2015년 7월 22일 수요일

Nikolai Gogol의 "Dead Souls" 중

in short, the same as everywhere;

No one equals him in power - he is God! But such is not the lot, and other is the destiny of the writer who has dared to call forth all that is before our eyes every moment and which our indifferent eyes do not see - all the terrible, stupendous mire of trivia in which our life is entangles, the whole depth of cold, fragmented, everyday characters that swarm over our often bitter and boring earthly path, and with the firm strength of his implacable chisel dares to present them roundly and vividly before the eyes of all people! (skip) This contemporary judgement does not recognized writer; with no sharing, no response, no sympathy, like a familyless wayfarer, he will be left alone in the middle of the road. Grim is his path, and bitterly will he feel his solitude.

Strange people these gentlemen officials, and other degrees along with them: They knew very well that Nozdryov was a liar, that not a single word of his could be trusted, not he least trifle, and nevertheless they resorted precisely to him.

What the deceased was asking - why he had died, or why he had lived - God alone knows.

What a strange, and alluring, and transporting, and wonderful feeling is in the word: road! and how wondrous is this road itself:

and think not about not doing wrong, but only about having no one say they are doing wrong. (skip) You fear the deeply penetrating gaze, you are afraid to penetrate anything deeply with your own gaze, you like to skim over everything with unthinking eyes.

But Kostanzhoglo was angry now, his bile was seething, and the words came pouring out.

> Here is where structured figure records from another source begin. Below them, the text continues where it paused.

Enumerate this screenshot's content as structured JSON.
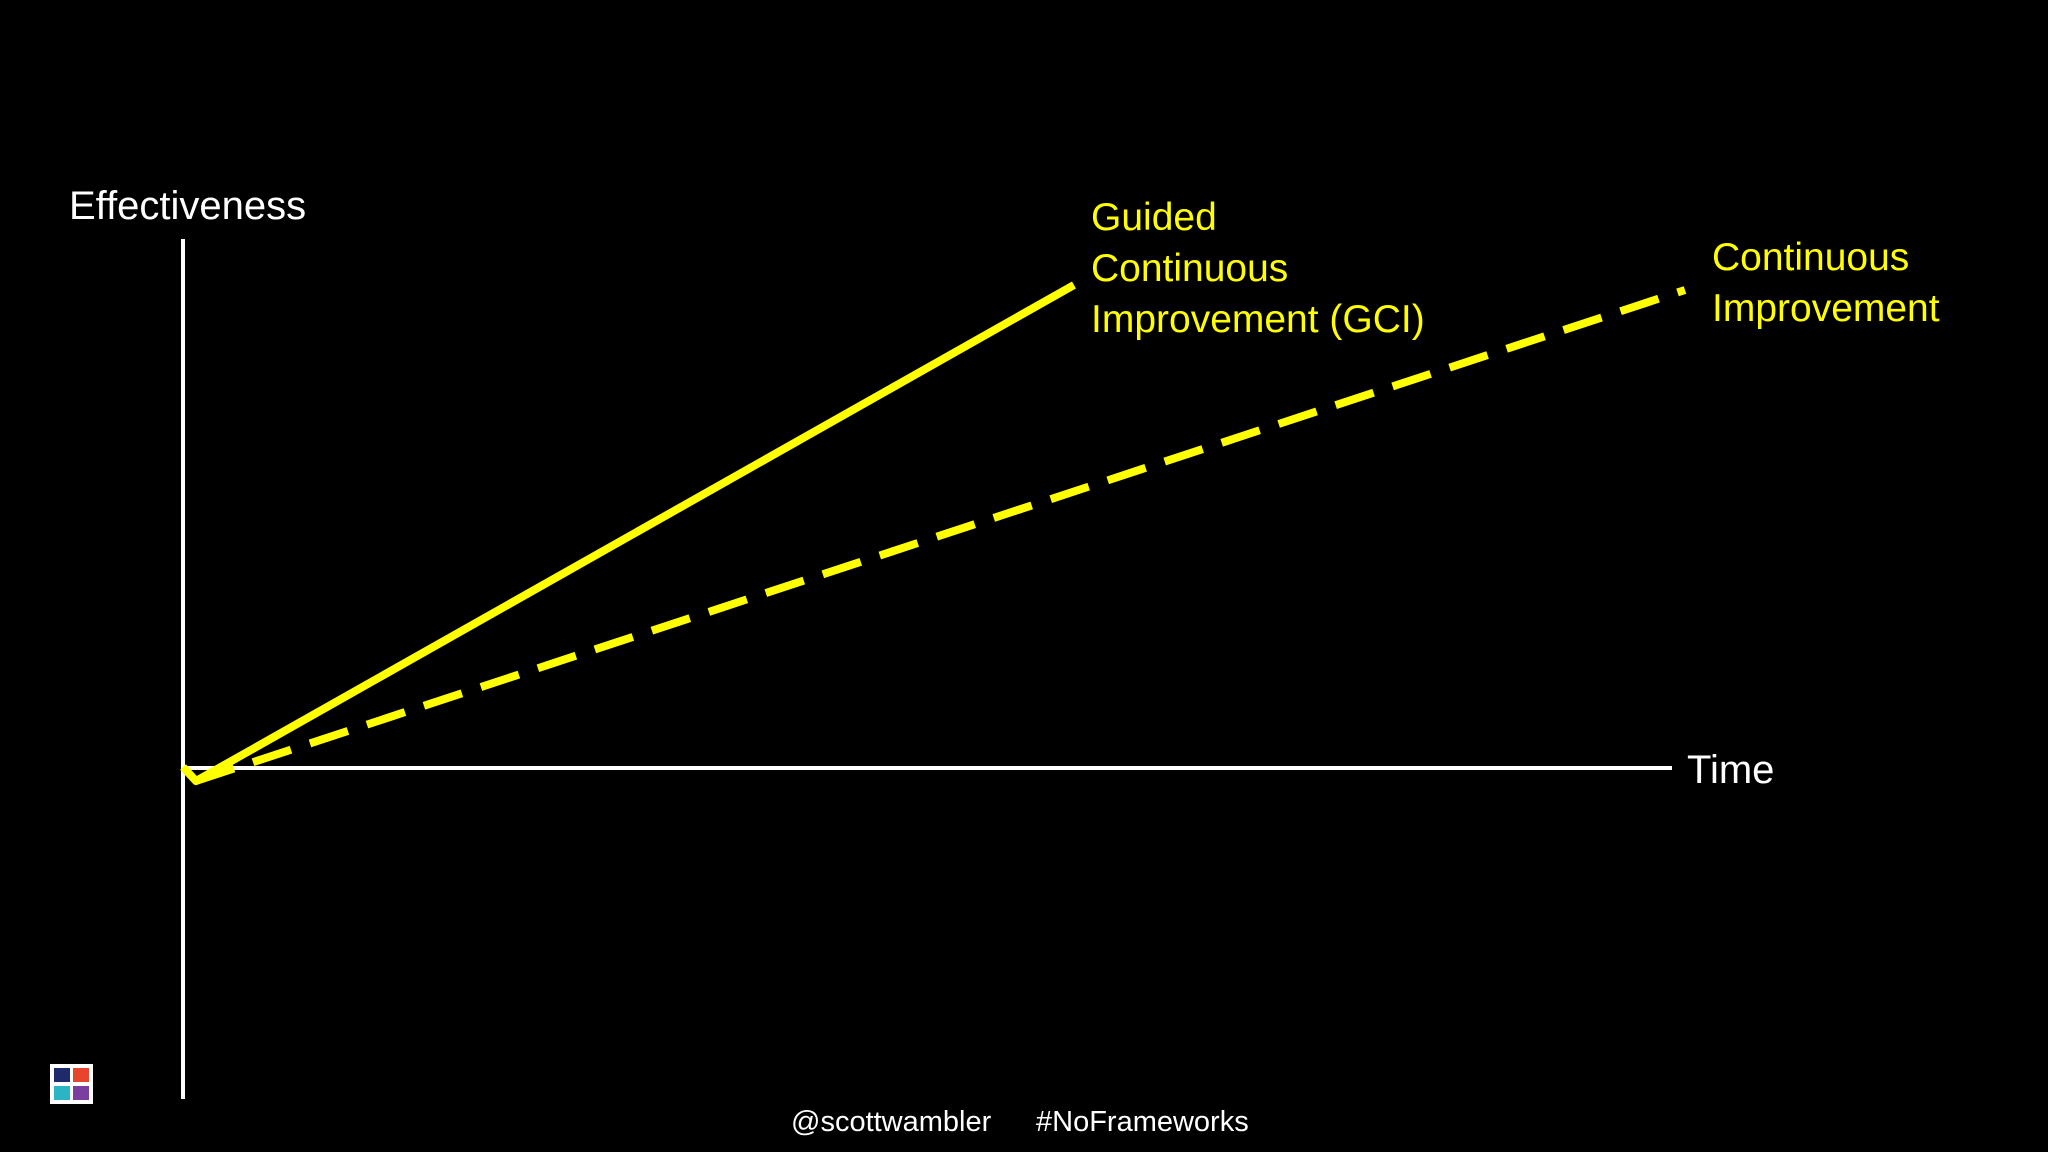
{
  "axes": {
    "y_label": "Effectiveness",
    "x_label": "Time"
  },
  "lines": [
    {
      "label_lines": [
        "Guided",
        "Continuous",
        "Improvement (GCI)"
      ]
    },
    {
      "label_lines": [
        "Continuous",
        "Improvement"
      ]
    }
  ],
  "footer": {
    "handle": "@scottwambler",
    "hashtag": "#NoFrameworks"
  }
}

And often, unexpectedly, in some remote, forsaken backwater, some deserted desert, one meets a man whose warming conversation makes you forget the pathlessness of your paths, the homelessness of your nights, and the contemporary world full of people's stupidity, of deceptions for deceiving man. Forever and always an evening spent in this way will vividly remain with you, and all that was that took place then will be retained by the faithful memory: who was there, and who stood where, and what he was holding - the walls, the corners, and every trifle.

He still did not know that in Russia, in Moscow and other cities, there are such wizards to be found, whose life is an inexplicable riddle. He seems to have spent everything, is up to his ears in debt, has no resources anywhere, and the dinner that is being given promises to be the last; and the diners think that by the next day the host will be dragged off to prison. Then years pass after that - that wizard is still holding out in the world, is up to his ears in debt more than ever, and still gives a dinner in the same way, and everybody thinks it will be the last, and everybody is sure that the next day the host will be dragged off to prison. Khlobuev was such a wizard. Only in Russia can one exist in such a way. Having nothing, he welcomed visitors, gave parties, and even patronized and encouraged all sorts of actors passing through town, boarded them and lodged them in his house.

Believe me, as soon as circumstances get critical, the first thing to do is confuse. One can get it so confused, so entangled, that on one can understand anything. (skip) The crayfish thrives in trouble waters.

<from Translator's Introduction>
because the road is also writing itself,

Gogol wrote in a letter of 1843;
I have been much talked about by people who have analyzed some of my aspects but failed to define my essence. Pushkin alone sensed it. He always told me that no other writer before has had this gift of presenting the banality of life so vividly, of being able to describe the banality of the banal man with such force that all the little details that escape notice flash large in everyone's eyes. That is my main quality, which belongs to me alone, and which indeed no other writer possesses.

Gogol's characters; they are all external, like landscapes.

The unresolved mystery of banality is the lining of the extraordinary behind it. It is Chichikov's chest with its double bottom, in which he stores all sorts of meaningless trash, but from which his "dead souls" also emerge in procession and move across all Russia. It is the renewal and futurity inherent in the road.

- 처음 접하는 N. Gogol의 책에서 러시아에 이런 작가가 있었다니 하는 감탄을 금치 못했다. 책을 읽고 나서 처음 "가벼움의 무게"라는 생각이 들었다. 인간의 허영과 실체를 쪽집게처럼 뽑아내어 풍자적으로 묘사하는 문장들을 읽으면서 실소를 터뜨리면서도, 씁쓸한 뒷맛을, 개운치 않은 뒤통수를 느끼게 하는... 진부한 삶의 의미없음을 세세한 문장으로서 다루고 있으면서도 그 의미없음이 곧 삶이고 우리가 개탄해 마지 않는 인물들이 이 시대를 또 이루고 살아가고 있음을 부인치 못한다는 것이 200년이 넘은 소설이 오늘날까지 가슴 뜨끔하게 다가오는 이유인 것 같다.
Tolstoy의 소설에서의 moral과 Dostoevsky의 인간의 본성의 고뇌의 진중한 무거움에만 길들여졌던 러시아 소설에서  가벼운 실소를 터뜨리며 가슴과 생각은 채워 줄 좋은 책을 만난 듯하다.